Note that if pyarrow has not yet been imported at the time the storage manager library is loaded then no error occurs:

+-------------+  1. dlopen()  +----------------+  1.1 dlopen()  +-------------+
| casacore.so | ------------> | plasmastman.so | -------------> | libarrow.so |
+-------------+               +----------------+                +-------------+
                                     |                                 ^
                                     |                                 |
                                     \---------------------------------/
                                          1.2. check_required_symbols() // fine

The situation above is a bit brittle as it depends on pyarrow not being loaded at the time. Moreover, loading it later might also lead to the same missing symbol error.

A possibility, somewhat fragile, is to install a version of pyarrow from PyPI different to that installed via apt so the SONAME of both libraries don’t collide. That way, plasmastman.so is forced into loading a different copy of the arrow library into memory. This results in the following:

+---------------+
|               |
|               |
| libarrow.3.so |
|               |
+---------------+  1. dlopen()  +----------------+  1.1 dlopen()  +---------------+
| casacore.so   | ------------> | plasmastman.so | -------------> | libarrow.4.so |
+---------------+               +----------------+                +---------------+
                                       |                                 ^
                                       |                                 |
                                       \---------------------------------/
                                            2. check_required_symbols() // all good :)

This obviously results in two copies of different versions of the Arrow library loaded into memory. Although we haven’t noticed any side-effects, this might not always be the case.

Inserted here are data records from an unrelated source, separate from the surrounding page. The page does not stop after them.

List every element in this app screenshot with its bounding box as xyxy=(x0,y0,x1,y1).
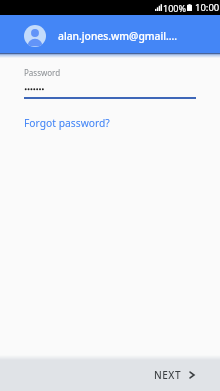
button[interactable]: NEXT xyxy=(134,361,220,391)
button[interactable]: Forgot password? xyxy=(24,116,110,130)
other: Account xyxy=(24,25,46,47)
staticText: Password xyxy=(24,67,61,78)
staticText: 100% xyxy=(163,2,186,14)
staticText: Forgot password? xyxy=(24,116,110,130)
staticText: 10:00 xyxy=(195,1,220,14)
staticText: alan.jones.wm@gmail.... xyxy=(58,29,178,43)
staticText: NEXT xyxy=(154,368,182,382)
button[interactable]: Account xyxy=(0,15,220,53)
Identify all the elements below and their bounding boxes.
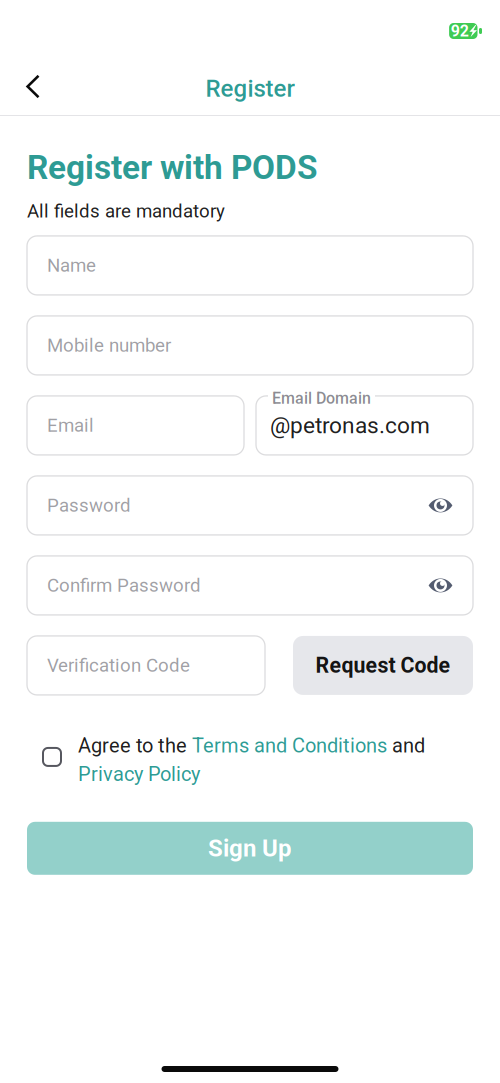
staticText: and	[387, 734, 425, 757]
staticText: Terms and Conditions	[192, 734, 387, 757]
staticText: Mobile number	[47, 334, 171, 356]
staticText: Name	[47, 254, 96, 276]
staticText: @petronas.com	[270, 412, 430, 439]
staticText: Register	[206, 74, 294, 102]
button[interactable]: Request Code	[293, 636, 473, 695]
button[interactable]: Privacy Policy	[78, 762, 200, 786]
button[interactable]: Back	[0, 50, 57, 112]
button[interactable]: Terms and Conditions	[192, 734, 387, 757]
button[interactable]: Sign Up	[27, 822, 473, 875]
staticText: All fields are mandatory	[27, 200, 225, 222]
staticText: 92	[451, 22, 469, 40]
staticText: Verification Code	[47, 654, 190, 676]
staticText: Register with PODS	[27, 148, 318, 187]
staticText: Confirm Password	[47, 574, 201, 596]
staticText: Email Domain	[272, 389, 371, 408]
staticText: Email	[47, 414, 94, 436]
staticText: Agree to the	[78, 734, 192, 757]
staticText: Sign Up	[208, 834, 292, 862]
staticText: Privacy Policy	[78, 762, 200, 786]
staticText: Request Code	[316, 653, 450, 678]
staticText: Password	[47, 494, 131, 516]
button[interactable]: Agree to the Terms and Conditions and Pr…	[27, 734, 61, 766]
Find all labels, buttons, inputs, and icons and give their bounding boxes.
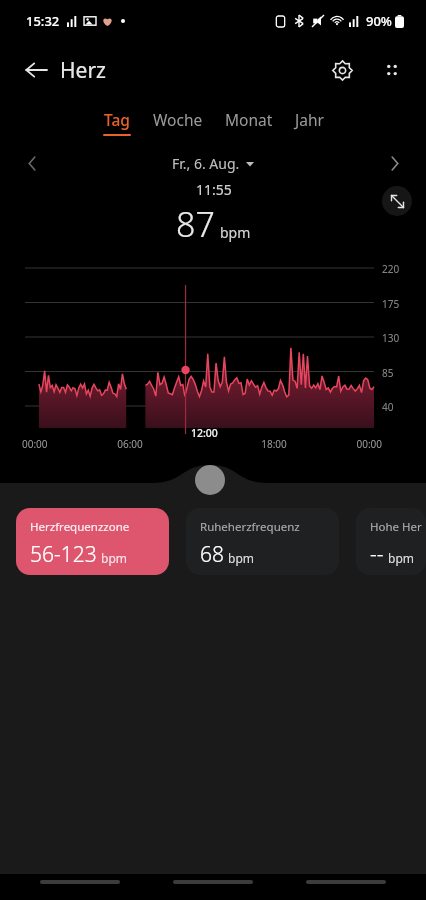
button[interactable]: Back [14, 48, 58, 92]
button[interactable]: Next day [378, 147, 410, 179]
button[interactable]: Tag [101, 105, 133, 140]
button[interactable]: Navigation [173, 880, 253, 884]
button[interactable]: Woche [151, 105, 205, 140]
staticText: 12:00 [191, 426, 218, 440]
staticText: Hohe Herzfrequenz [370, 519, 426, 535]
staticText: bpm [101, 550, 127, 566]
button[interactable]: Fr., 6. Aug. [172, 154, 254, 173]
button[interactable]: More options [370, 48, 414, 92]
button[interactable]: Navigation [40, 880, 120, 884]
staticText: Ruheherzfrequenz [200, 519, 300, 535]
staticText: Monat [225, 109, 273, 130]
staticText: 87 [176, 201, 215, 247]
staticText: 68 [200, 540, 224, 569]
staticText: Tag [104, 109, 130, 130]
staticText: 11:55 [196, 180, 232, 199]
staticText: Herzfrequenzzone [30, 519, 130, 535]
staticText: 00:00 [22, 437, 94, 451]
button[interactable]: Herzfrequenzzone [16, 508, 169, 575]
staticText: bpm [228, 550, 254, 566]
staticText: 90% [366, 12, 392, 30]
button[interactable]: Expand chart [382, 186, 412, 216]
staticText: 15:32 [26, 12, 60, 30]
staticText: 175 [382, 297, 400, 311]
staticText: Fr., 6. Aug. [172, 154, 240, 173]
button[interactable]: Ruheherzfrequenz [186, 508, 339, 575]
staticText: 00:00 [310, 437, 382, 451]
staticText: 40 [382, 400, 394, 414]
button[interactable]: Hohe Herzfrequenz [356, 508, 426, 575]
staticText: bpm [388, 550, 414, 566]
staticText: Woche [153, 109, 203, 130]
staticText: 06:00 [94, 437, 166, 451]
button[interactable]: Settings [320, 48, 364, 92]
staticText: 85 [382, 366, 394, 380]
button[interactable]: Navigation [306, 880, 386, 884]
staticText: Jahr [295, 109, 324, 130]
staticText: -- [370, 540, 384, 569]
staticText: 56-123 [30, 540, 97, 569]
button[interactable]: Monat [223, 105, 275, 140]
staticText: 18:00 [238, 437, 310, 451]
button[interactable]: Jahr [293, 105, 326, 140]
staticText: Herz [60, 56, 106, 85]
staticText: bpm [220, 223, 251, 242]
staticText: 220 [382, 262, 400, 276]
button[interactable]: Previous day [16, 147, 48, 179]
staticText: 130 [382, 331, 400, 345]
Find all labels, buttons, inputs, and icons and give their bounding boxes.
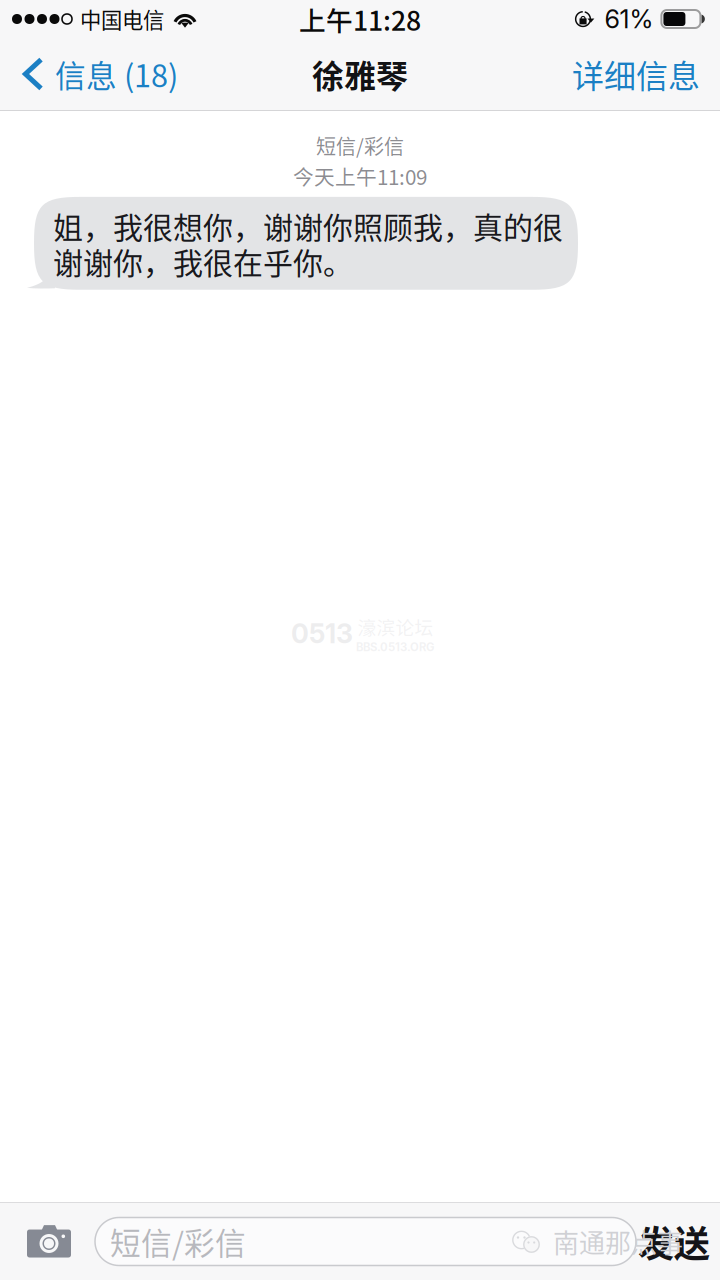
staticText: 今天上午11:09 bbox=[293, 161, 427, 191]
staticText: 61% bbox=[604, 4, 653, 34]
button[interactable]: Camera bbox=[0, 1206, 95, 1276]
staticText: 濠滨论坛 bbox=[358, 613, 434, 640]
staticText: 南通那点事 bbox=[553, 1223, 683, 1260]
staticText: 发送 bbox=[638, 1215, 710, 1268]
staticText: 信息 (18) bbox=[55, 52, 178, 96]
staticText: 徐雅琴 bbox=[312, 51, 408, 97]
staticText: 中国电信 bbox=[80, 4, 164, 34]
staticText: 上午11:28 bbox=[299, 0, 421, 38]
staticText: 短信/彩信 bbox=[316, 131, 404, 160]
staticText: 详细信息 bbox=[572, 51, 700, 97]
staticText: 姐，我很想你，谢谢你照顾我，真的很 谢谢你，我很在乎你。 bbox=[53, 204, 563, 283]
button[interactable]: 发送 bbox=[638, 1203, 720, 1280]
staticText: BBS.0513.ORG bbox=[356, 640, 435, 654]
staticText: 0513 bbox=[291, 617, 353, 650]
button[interactable]: 详细信息 bbox=[572, 42, 720, 106]
button[interactable]: 信息 (18) bbox=[0, 43, 178, 105]
staticText: 短信/彩信 bbox=[110, 1219, 246, 1264]
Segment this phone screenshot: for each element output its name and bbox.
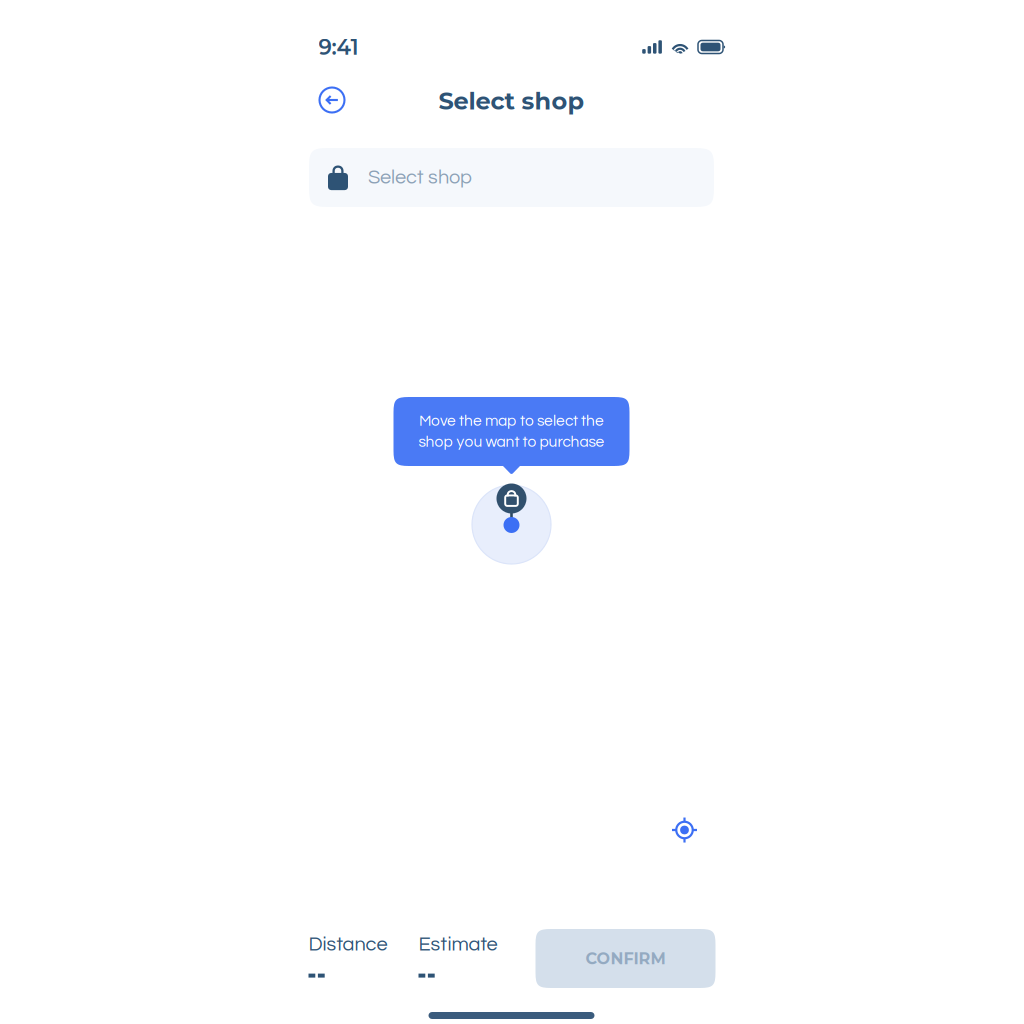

The ultimate solution is of course to avoid the problem with bundled libraries altogether and install pyarrow from source, compiling against the same installation of Arrow/Plasma the PlasmaStMan was compiled against. This results on a clean environment, but has a higher setup cost:

+-------------+
|             |      1.1 no dlopen(), library with same SONAME already loaded
|             |      1.2 check_required_symbols() // all good :)
| libarrow.so | <--------------------------\
|             |                            |
+-------------+      1. dlopen()     +----------------+
| casacore.so | -------------------> | plasmastman.so |
+-------------+                      +----------------+